Колыбель и гроб, материнское лоно и могила – в нашем ощущении они сливаются, становятся едва ли не одинаковыми.
Клаус Манн, «На повороте»– Я вполне могу сделать это за вас.
– Нет, голубушка, это мое дело.
Она похлопала меня по руке.
– В таком случае пора немного подкрепиться!
Элизабет ушла на кухню, и я осталась сидеть перед горой бумаг, сваленных на ковре в гостиной. Чтобы пройти через это последнее испытание, требовалось запастись мужеством.
На похоронах Курта нас было так мало. Несколько седовласых стариков, желавших как можно быстрее со всем покончить, да горстка пожилых женщин в черном: Дороти без Оскара, Лили без Эриха. Мужчины уходят первыми, так уж устроена жизнь. Дрожа всем телом, я ухватилась за руку Элизабет. Из длинного авто вынесли гроб. Произнес ли кто трогательные, проникновенные слова? Я не помню. Хотя вообще-то в Институте они должны были расщедриться на речь. После того как я переступила порог морга Кимбл, в памяти почти не осталось воспоминаний. Только цветы: я бросала красные розы на гроб до тех пор, пока его не покрыла земля. Для камелий был не сезон. С 19 января Курт почивал под стелой из темно-серого мрамора. В двух шагах от моей матери. Нет, беспокоить его она не будет – мама всегда спала как убитая.

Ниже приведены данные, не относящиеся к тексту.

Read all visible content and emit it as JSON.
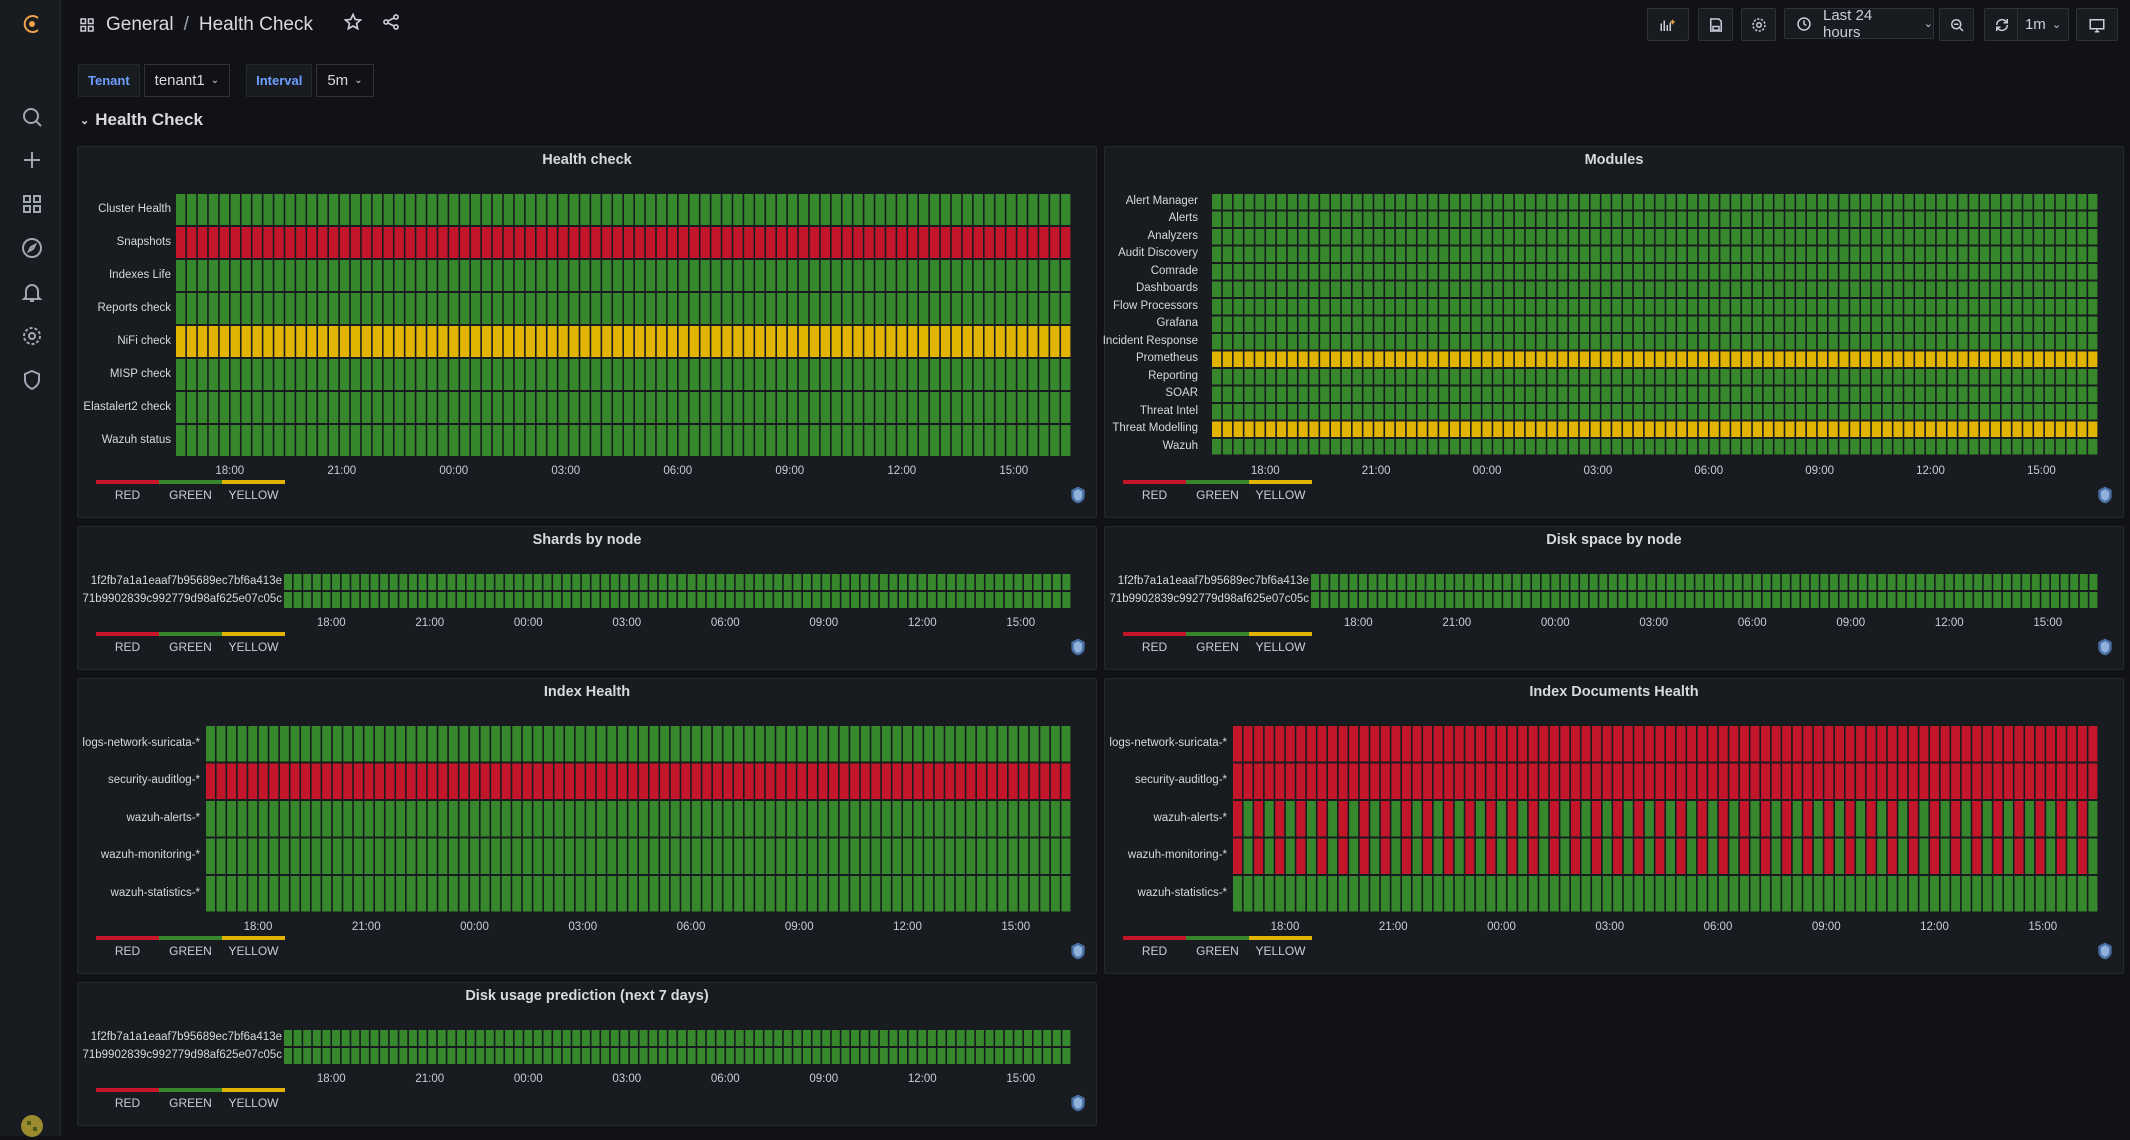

С подносом в руках вернулась Элизабет. Мы выпили по чашке чая и похрустели печеньем под снисходительный треск дров в камине, изначально утомленном усилиями, которые ему только предстояло приложить.
– Как поступим, Адель?
– В первую очередь надо соблюдать хронологический порядок. На некоторых коробках уже приклеены ярлыки. В отношении остальных Курт не оставил никаких распоряжений. Марки – отдельная история. Рудольф их продаст. Он с удовольствием превратил бы в звонкую монету и весь архив, но я не доставлю ему такого удовольствия.
– А насчет остальных бумаг?
– Я буду разбирать, вы – раскладывать на разные кучки.

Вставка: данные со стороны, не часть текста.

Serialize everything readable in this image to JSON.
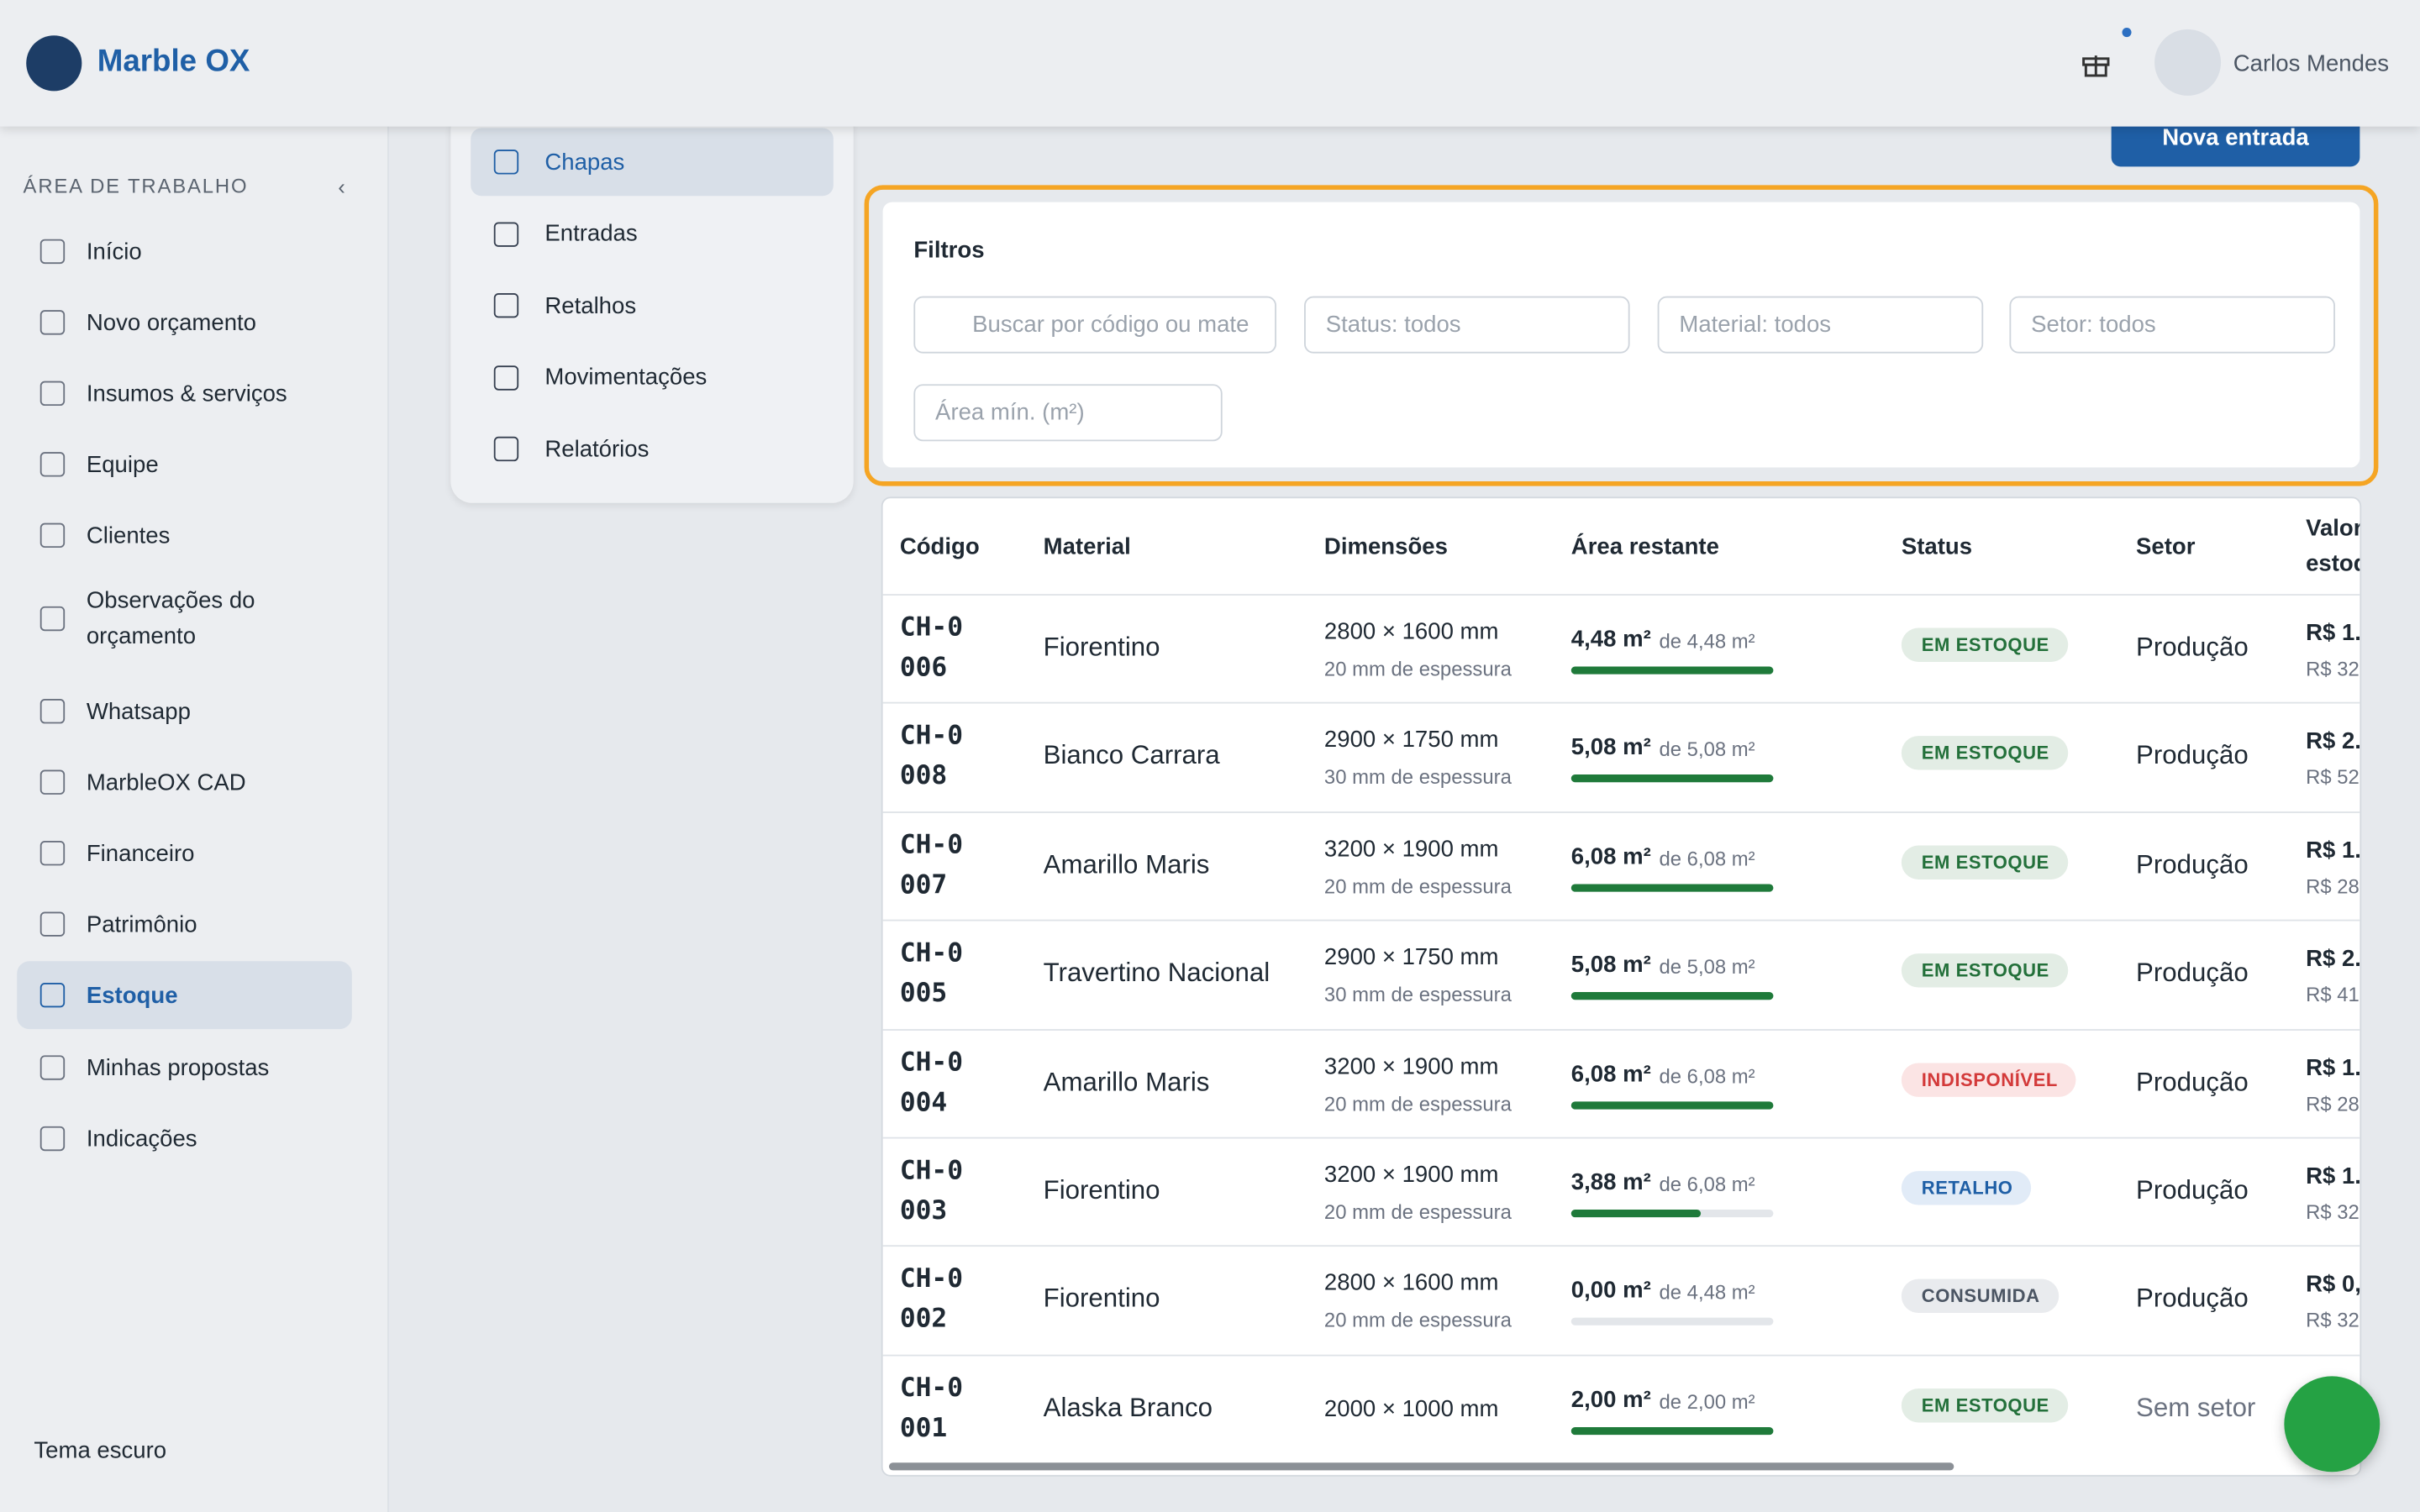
{
  "header": {
    "brand": "Marble OX",
    "user": "Carlos Mendes"
  },
  "sidebar": {
    "section": "ÁREA DE TRABALHO",
    "items": [
      "Início",
      "Novo orçamento",
      "Insumos & serviços",
      "Equipe",
      "Clientes",
      "Observações do orçamento",
      "Whatsapp",
      "MarbleOX CAD",
      "Financeiro",
      "Patrimônio",
      "Estoque",
      "Minhas propostas",
      "Indicações"
    ],
    "active": "Estoque",
    "theme": "Tema escuro"
  },
  "subnav": {
    "items": [
      "Chapas",
      "Entradas",
      "Retalhos",
      "Movimentações",
      "Relatórios"
    ],
    "active": "Chapas"
  },
  "new_button": "Nova entrada",
  "filters": {
    "title": "Filtros",
    "search": "Buscar por código ou mate",
    "status": "Status: todos",
    "material": "Material: todos",
    "sector": "Setor: todos",
    "area": "Área mín. (m²)"
  },
  "table": {
    "headers": [
      "Código",
      "Material",
      "Dimensões",
      "Área restante",
      "Status",
      "Setor",
      "Valor estoque"
    ],
    "rows": [
      [
        "CH-0006",
        "Fiorentino",
        "2800 × 1600 mm",
        "20 mm de espessura",
        "4,48 m²",
        "de 4,48 m²",
        "EM ESTOQUE",
        "Produção",
        "R$ 1.",
        "R$ 32"
      ],
      [
        "CH-0008",
        "Bianco Carrara",
        "2900 × 1750 mm",
        "30 mm de espessura",
        "5,08 m²",
        "de 5,08 m²",
        "EM ESTOQUE",
        "Produção",
        "R$ 2.",
        "R$ 52"
      ],
      [
        "CH-0007",
        "Amarillo Maris",
        "3200 × 1900 mm",
        "20 mm de espessura",
        "6,08 m²",
        "de 6,08 m²",
        "EM ESTOQUE",
        "Produção",
        "R$ 1.",
        "R$ 28"
      ],
      [
        "CH-0005",
        "Travertino Nacional",
        "2900 × 1750 mm",
        "30 mm de espessura",
        "5,08 m²",
        "de 5,08 m²",
        "EM ESTOQUE",
        "Produção",
        "R$ 2.",
        "R$ 41"
      ],
      [
        "CH-0004",
        "Amarillo Maris",
        "3200 × 1900 mm",
        "20 mm de espessura",
        "6,08 m²",
        "de 6,08 m²",
        "INDISPONÍVEL",
        "Produção",
        "R$ 1.",
        "R$ 28"
      ],
      [
        "CH-0003",
        "Fiorentino",
        "3200 × 1900 mm",
        "20 mm de espessura",
        "3,88 m²",
        "de 6,08 m²",
        "RETALHO",
        "Produção",
        "R$ 1.",
        "R$ 32"
      ],
      [
        "CH-0002",
        "Fiorentino",
        "2800 × 1600 mm",
        "20 mm de espessura",
        "0,00 m²",
        "de 4,48 m²",
        "CONSUMIDA",
        "Produção",
        "R$ 0,",
        "R$ 32"
      ],
      [
        "CH-0001",
        "Alaska Branco",
        "2000 × 1000 mm",
        null,
        "2,00 m²",
        "de 2,00 m²",
        "EM ESTOQUE",
        "Sem setor",
        "",
        ""
      ]
    ]
  }
}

– Глядя на этот кавардак, я никогда бы не заподозрила вашего мужа в дотошности и щепетильности, которая так была ему присуща!
– Он ничего не выбрасывал. Должно быть, находил в этом определенную логику.
В последний раз наведу для Курта порядок. Я всю свою жизнь только тем и занималась, что вычищала мир, чтобы его не поглотила эта проклятая энтропия. Неужели у всех женщин одна и та же судьба? Сначала породниться, из любви или потребности в надежной поддержке, а затем носить на руках того, кто, как предполагалось вначале, будет незыблемой опорой. Неужели это наш общий удел? Братья, отцы, возлюбленные, друзья – неужели мы явились в этот мир только для того, чтобы без конца выручать их из беды? Неужели только с этой уморительной целью Бог наградил нас бедрами и грудью? Что нам остается, когда спасать больше некого?
Приводить в порядок воспоминания.
– Он либо строчит каракули, либо вообще переходит на стенографию. Я от этого с ума сойду.
– Адель, вам надо немного отдохнуть. Мы и так просидели за этим занятием три дня. Архив вполне может немного подождать.
– Я предпочитаю покончить с ним как можно быстрее. Все эти записи были для него чрезвычайно важны.
Разбор архива застыл на месте. Я не могла погружаться в бумаги, не возвращаясь в прошлое: то фотография, то сделанная его рукой пометка, то газетная статья. Ни одна живая душа не выдержала бы этой ядовитой ностальгии, пропитывавшей меня капля за каплей. Опись имущества превратилась в трепанацию жизни.